В это время в другой башне Александр сидел за письменным столом. Перед ним лежало приложение «Таймс», посвященное образованию, и стопка полученных по почте анкет для соискателей работы. Анкета соискателя – не билет в другой мир или другую жизнь. Но и не экзаменационный лист. Она утешительно безлика, обыкновенна, словно опросники психологов или переписчиков населения. Александр мог перечислить свои заслуги и убеждения для лондонского и манчестерского представительства Би-би-си, а мог для допотопной школы или современного педучилища с упором на театральное искусство – воображать эти учреждения или мечтать о них от него вовсе не требовалось. Он сознавал, конечно, что глупо принимать решения касательно будущего, пока над пьесой, говоря словами Кроу, в последний раз не опустился занавес. От этого анкеты и вовсе казались безобидными бумажками. Тут по прихоти похмелья ему мучительно вспомнились события прошлой ночи и утра. Александр болезненно поморщился и придвинул к себе анкету Би-би-си. «Уэддерберн, – написал он, – Александр Майлз Майкл». Какая звучная и даже воинственная череда имен для такого нерешительного человека, – часто думал Александр. Вот и теперь он подивился этой несуразице, вписывая в крошечные рамочки дату рождения, названия школы и вуза, имена родителей, национальность и публикации. Он отступал сейчас перед лицом настоящего, защищаясь пером, своим единственным оружием. Он надеялся, что это лишь стратегический отход, а вовсе не бегство. Возможно, тут, как в фехтовании, хватило бы просто шага в сторону. Ему не нужно было отсылать анкеты, пока хватит лишь возможности в любую минуту их отослать.
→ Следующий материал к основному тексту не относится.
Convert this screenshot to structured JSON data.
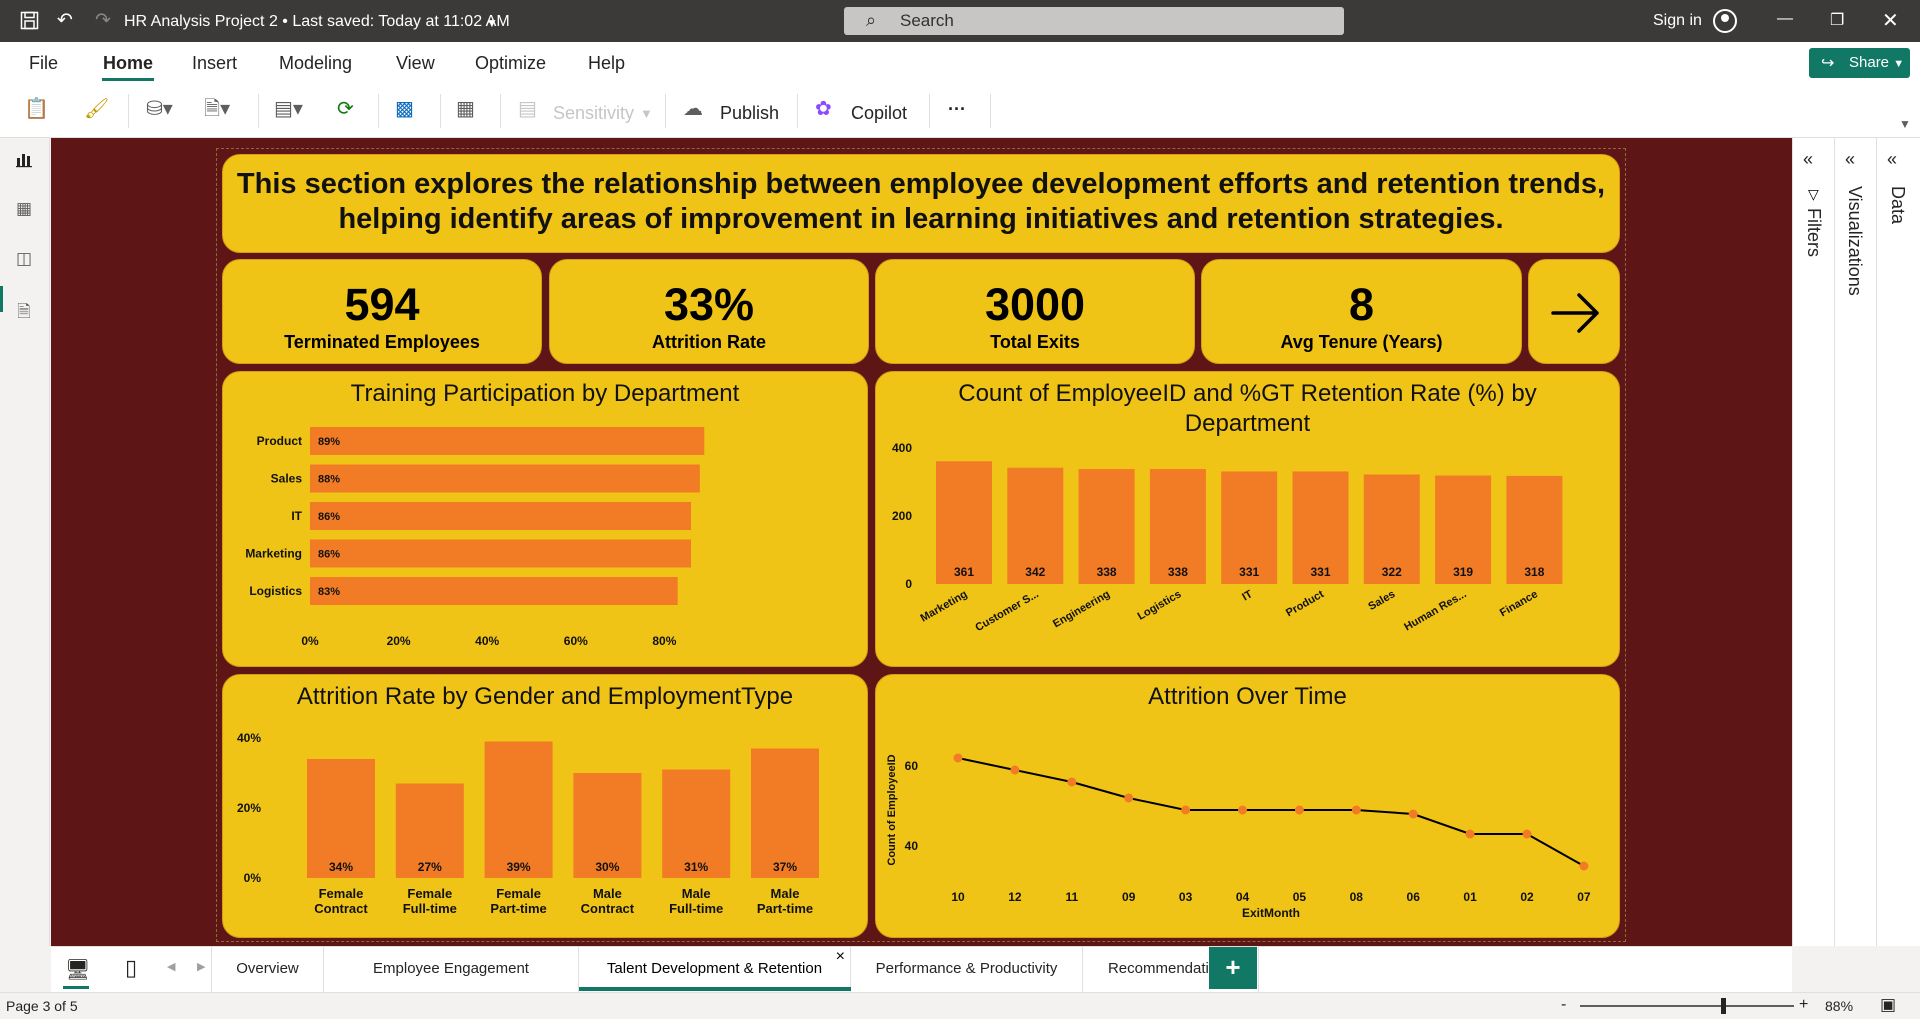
{
  "titlebar": {
    "title": "HR Analysis Project 2 • Last saved: Today at 11:02 AM",
    "search_placeholder": "Search",
    "signin": "Sign in"
  },
  "menu": {
    "items": [
      "File",
      "Home",
      "Insert",
      "Modeling",
      "View",
      "Optimize",
      "Help"
    ],
    "share": "Share"
  },
  "ribbon": {
    "sensitivity": "Sensitivity",
    "publish": "Publish",
    "copilot": "Copilot",
    "more": "···"
  },
  "report": {
    "banner": "This section explores the relationship between employee development efforts and retention trends, helping identify areas of improvement in learning initiatives and retention strategies.",
    "kpis": [
      {
        "value": "594",
        "label": "Terminated Employees"
      },
      {
        "value": "33%",
        "label": "Attrition Rate"
      },
      {
        "value": "3000",
        "label": "Total Exits"
      },
      {
        "value": "8",
        "label": "Avg Tenure (Years)"
      }
    ],
    "accent": "#f0c416",
    "bar_color": "#f27b25",
    "background": "#5e1515"
  },
  "chart_data": [
    {
      "type": "bar",
      "orientation": "horizontal",
      "title": "Training Participation by Department",
      "categories": [
        "Product",
        "Sales",
        "IT",
        "Marketing",
        "Logistics"
      ],
      "values": [
        89,
        88,
        86,
        86,
        83
      ],
      "labels": [
        "89%",
        "88%",
        "86%",
        "86%",
        "83%"
      ],
      "xticks": [
        "0%",
        "20%",
        "40%",
        "60%",
        "80%"
      ],
      "xlim": [
        0,
        100
      ]
    },
    {
      "type": "bar",
      "title": "Count of EmployeeID and %GT Retention Rate (%) by Department",
      "categories": [
        "Marketing",
        "Customer S...",
        "Engineering",
        "Logistics",
        "IT",
        "Product",
        "Sales",
        "Human Res...",
        "Finance"
      ],
      "values": [
        361,
        342,
        338,
        338,
        331,
        331,
        322,
        319,
        318
      ],
      "yticks": [
        "0",
        "200",
        "400"
      ],
      "ylim": [
        0,
        400
      ]
    },
    {
      "type": "bar",
      "title": "Attrition Rate by Gender and EmploymentType",
      "categories": [
        [
          "Female",
          "Contract"
        ],
        [
          "Female",
          "Full-time"
        ],
        [
          "Female",
          "Part-time"
        ],
        [
          "Male",
          "Contract"
        ],
        [
          "Male",
          "Full-time"
        ],
        [
          "Male",
          "Part-time"
        ]
      ],
      "values": [
        34,
        27,
        39,
        30,
        31,
        37
      ],
      "labels": [
        "34%",
        "27%",
        "39%",
        "30%",
        "31%",
        "37%"
      ],
      "yticks": [
        "0%",
        "20%",
        "40%"
      ],
      "ylim": [
        0,
        40
      ]
    },
    {
      "type": "line",
      "title": "Attrition Over Time",
      "xlabel": "ExitMonth",
      "ylabel": "Count of EmployeeID",
      "x": [
        "10",
        "12",
        "11",
        "09",
        "03",
        "04",
        "05",
        "08",
        "06",
        "01",
        "02",
        "07"
      ],
      "values": [
        62,
        59,
        56,
        52,
        49,
        49,
        49,
        49,
        48,
        43,
        43,
        35
      ],
      "yticks": [
        "40",
        "60"
      ],
      "ylim": [
        35,
        62
      ],
      "line_color": "#000000",
      "marker_color": "#f27b25"
    }
  ],
  "panes": {
    "filters": "Filters",
    "visualizations": "Visualizations",
    "data": "Data"
  },
  "tabs": [
    "Overview",
    "Employee Engagement",
    "Talent Development & Retention",
    "Performance & Productivity",
    "Recommendations"
  ],
  "tab_close": "×",
  "add_tab": "+",
  "status": {
    "page": "Page 3 of 5",
    "zoom": "88%",
    "minus": "-",
    "plus": "+"
  }
}
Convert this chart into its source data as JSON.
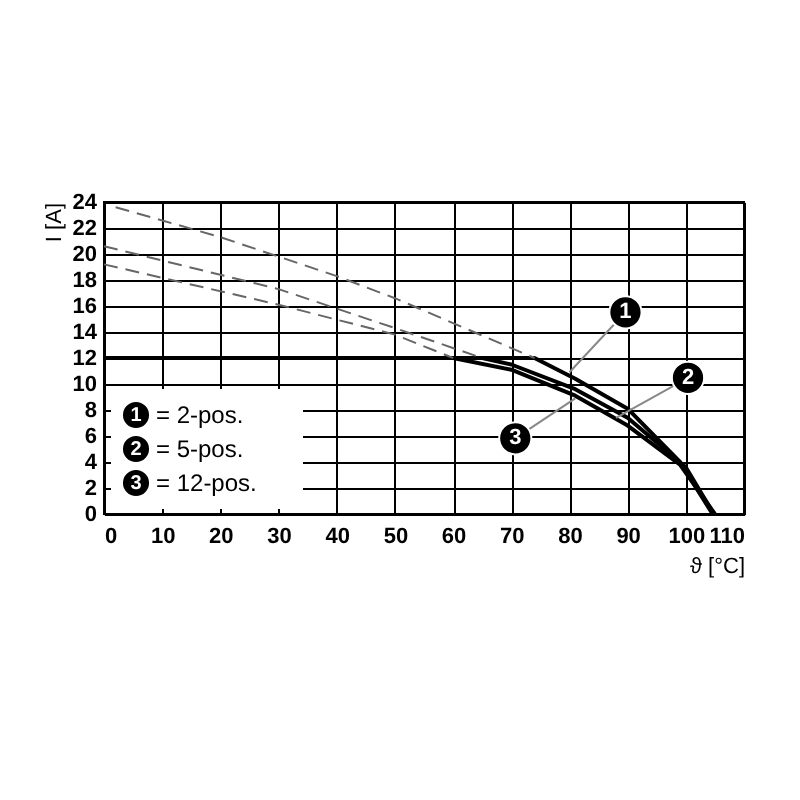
{
  "chart_data": {
    "type": "line",
    "xlabel": "ϑ [°C]",
    "ylabel": "I [A]",
    "xlim": [
      0,
      110
    ],
    "ylim": [
      0,
      24
    ],
    "xticks": [
      0,
      10,
      20,
      30,
      40,
      50,
      60,
      70,
      80,
      90,
      100,
      110
    ],
    "yticks": [
      0,
      2,
      4,
      6,
      8,
      10,
      12,
      14,
      16,
      18,
      20,
      22,
      24
    ],
    "grid": true,
    "legend": "bottom left",
    "series": [
      {
        "name": "= 2-pos.",
        "color": "#000000",
        "x": [
          0,
          74,
          81,
          90,
          99,
          104.6
        ],
        "values": [
          12,
          12,
          10.4,
          8.1,
          4,
          0
        ]
      },
      {
        "name": "= 5-pos.",
        "color": "#000000",
        "x": [
          0,
          65,
          70,
          81,
          90,
          100,
          104.8
        ],
        "values": [
          12,
          12,
          11.5,
          9.6,
          7.4,
          3.6,
          0
        ]
      },
      {
        "name": "= 12-pos.",
        "color": "#000000",
        "x": [
          0,
          60,
          70,
          81,
          90,
          99,
          105
        ],
        "values": [
          12,
          12,
          11.1,
          9.1,
          6.8,
          3.8,
          0
        ]
      },
      {
        "color": "#666666",
        "line_style": "dashed",
        "x": [
          2,
          20,
          40,
          50,
          74
        ],
        "values": [
          23.6,
          21.3,
          18.3,
          16.6,
          12
        ]
      },
      {
        "color": "#666666",
        "line_style": "dashed",
        "x": [
          0,
          30,
          50,
          65
        ],
        "values": [
          20.6,
          17.3,
          14.3,
          12
        ]
      },
      {
        "color": "#666666",
        "line_style": "dashed",
        "x": [
          0,
          30,
          50,
          60
        ],
        "values": [
          19.2,
          16.1,
          13.8,
          12
        ]
      }
    ],
    "annotations": [
      {
        "text": "1",
        "x": 80,
        "y": 10.9
      },
      {
        "text": "2",
        "x": 88,
        "y": 7.4
      },
      {
        "text": "3",
        "x": 81,
        "y": 8.9
      }
    ]
  }
}
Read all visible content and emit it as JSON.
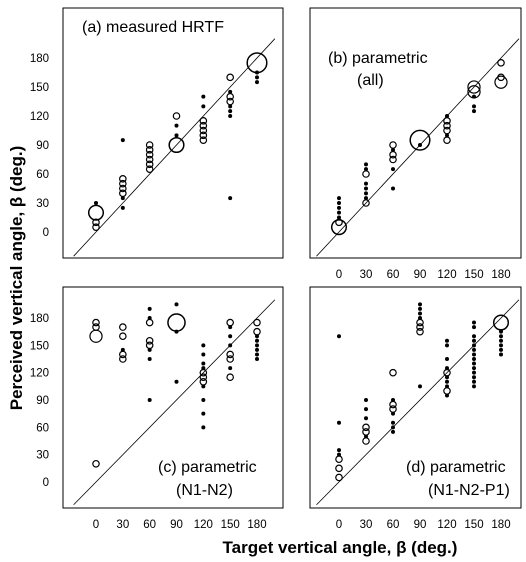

Постепенно он задумался о собственных эротических странностях и конфузах. Александр полагал, что его пристрастия свойственны большему числу мужчин, чем готовы это признать. Он любил негу воображаемую. Любил вообразить связь с женщиной из плоти и крови и нешуточной страстью воспылать к женщине воображаемой. И конечно, любил он свое сладостное одиночество и никому не позволил бы вторгнуться в него. Но было и нечто более странное, если не сказать странное чрезмерно: Александр любил страх. Не темный, не жестокий: никогда не мечтались ему вспоротая плоть, каблуки, пронзающие кожу, или пляшущий кнут. Даже развивая привычные свои фантазии, не мог он вообразить, каково было бы желать подобного. Но предчувствие, пробежавшее по хребту, приподнявшиеся волоски на коже, видение панического бега по колючим кустам средь хлещущей листвы, обоняние и зрение, мгновенно обостренные промельком настоящего страха, – это он любил, этого он искал снова и снова. Унижение и стыд не доставляли ему удовольствия, и потому все его связи были мимолетны. Лишь почувствовав унижение или стыд (а это случалось всегда), Александр обрывал их. Сильней всего бередили его чувственность сердитые страстные женщины в минуту гнева. Никогда, даже маленьким мальчиком, не видел он ничего странного в китсовской фразе о госпоже, которая «поэта гневом пышно одарит». Это темное наслаждение казалось ему вполне естественным.
Так оно и шло, пока он не полюбил Дженни, которая набросилась на него с руганью и даже сбила с ног в трюме под сценой, где они ставили «Она не должна быть сожжена». Он обретал привычную негу, ублаготворяя ее гнев, претворяя его жар в жар любовный. Он и до сих пор боялся Дженни, но вчера, сплоховав и услышав от нее нежные слова утешения, понял вдруг, что боится теперь не гнева ее, а любви, не безудержности ее, а Томаса с его бутылочками, провинциального дома-тюрьмы. С Фредерикой же у него случилось нечто обратное. Поначалу ее влюбленность казалась ему стыдной и унизительной – детской глупостью, за которой, однако, маячили удушающие семейные радости и Биллов провинциальный кодекс поведения.